Link_A_Media controller makes for a quick SSD with a good cost-per-gigabyte.

Corsair Neutron SSDs: Fast as the Force but SandForce-free

The Tech Report has a detailed review of Corsair's latest solid state drives, the Neutron and Neutron GTX. Corsair sources its SSD controllers from a wide variety of manufacturers and has SSDs for all occasions: the Force series for powerhouse rigs, the Performance series for workstations and RAID, the budget Nova series, and even Accelerator drives for use as cache. The new Neutron drives are positioned as performance drives for a broad range of applications, from work to play, occupying a similar spot to the famously red-bodied Force drives.

The Force disks use controller chips from SandForce. But the Neutron drives are sporting the new LM87800 controller, from Link_A_Media Devices. Where SandForce spends a lot of silicon on compression and deduplication in order to minimize write amplification and extend the life of its NAND flash chips, the Link_A_Media controller relies on "eBoost." This is what Tech Report calls a mixture of "error correction and adaptive signal estimation techniques." As we discussed in great detail in our feature series on the inner workings of SSDs, each time a NAND flash cell is written to and then erased for rewriting, the cell retains a bit of excess electrical charge. As they age and go through more cycles, the extra charge makes the flash cells progressively more and more difficult to reliably write to and read from. All the different controller manufacturers have their own tricks for extending cell life, and Link_A_Media uses an entire core of its dual-core controller chip just to handle the flash. That way, the company uses its eBoost bag of tricks to more accurately judge the cells' voltage levels so that their contents can be read.

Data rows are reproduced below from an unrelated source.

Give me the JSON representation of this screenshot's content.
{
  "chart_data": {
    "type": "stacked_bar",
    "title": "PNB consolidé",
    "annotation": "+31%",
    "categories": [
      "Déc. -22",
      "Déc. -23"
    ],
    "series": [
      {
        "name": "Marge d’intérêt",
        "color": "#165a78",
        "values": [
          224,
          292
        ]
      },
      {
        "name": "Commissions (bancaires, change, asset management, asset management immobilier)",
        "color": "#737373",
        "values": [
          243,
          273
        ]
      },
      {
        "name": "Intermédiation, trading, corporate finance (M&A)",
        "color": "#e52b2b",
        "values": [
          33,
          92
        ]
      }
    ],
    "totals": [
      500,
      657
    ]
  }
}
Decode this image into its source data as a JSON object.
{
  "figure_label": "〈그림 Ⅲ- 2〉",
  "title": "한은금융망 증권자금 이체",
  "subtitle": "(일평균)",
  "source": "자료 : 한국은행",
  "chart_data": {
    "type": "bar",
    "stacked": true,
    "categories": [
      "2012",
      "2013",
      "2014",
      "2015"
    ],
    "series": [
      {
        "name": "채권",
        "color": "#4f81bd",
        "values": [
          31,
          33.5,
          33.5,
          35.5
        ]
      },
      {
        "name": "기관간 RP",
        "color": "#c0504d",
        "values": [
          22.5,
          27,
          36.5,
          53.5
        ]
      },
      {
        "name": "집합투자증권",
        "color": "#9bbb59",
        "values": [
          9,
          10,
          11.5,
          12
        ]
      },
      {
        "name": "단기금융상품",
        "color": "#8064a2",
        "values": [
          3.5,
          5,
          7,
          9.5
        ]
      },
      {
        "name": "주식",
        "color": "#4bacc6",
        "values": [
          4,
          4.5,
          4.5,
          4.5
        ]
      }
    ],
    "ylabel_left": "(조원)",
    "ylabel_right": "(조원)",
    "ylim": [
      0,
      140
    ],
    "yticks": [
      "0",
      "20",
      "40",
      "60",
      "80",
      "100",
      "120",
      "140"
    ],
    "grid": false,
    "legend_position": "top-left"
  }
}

From a performance perspective, the Neutron drives look great, benching out roughly equal to their SandForce-powered counterparts. However, they still come in at a higher cost per gigabyte at today's pricing, with the lower-end Neutron hitting $0.83 per gigabyte for 240 usable GB of space and the Neutron GTX coming in at $1.04 at the same capacity (the Force GT weighs in at $0.79). Still, SandForce-powered disks like the Force series take a performance hit when writing incompressible data, and Tech Report's benchmarks bear this out. That extra cost might be worth paying in order to get more consistent write performance.

For now, Link_A_Media's controllers will only be found in Corsair-branded drives. The exclusivity agreement was announced in early June, prior to Link_A_Media's acquisition by semiconductor manufacturer Hynix. In the face of the acquisition, it's unclear how long that agreement will last.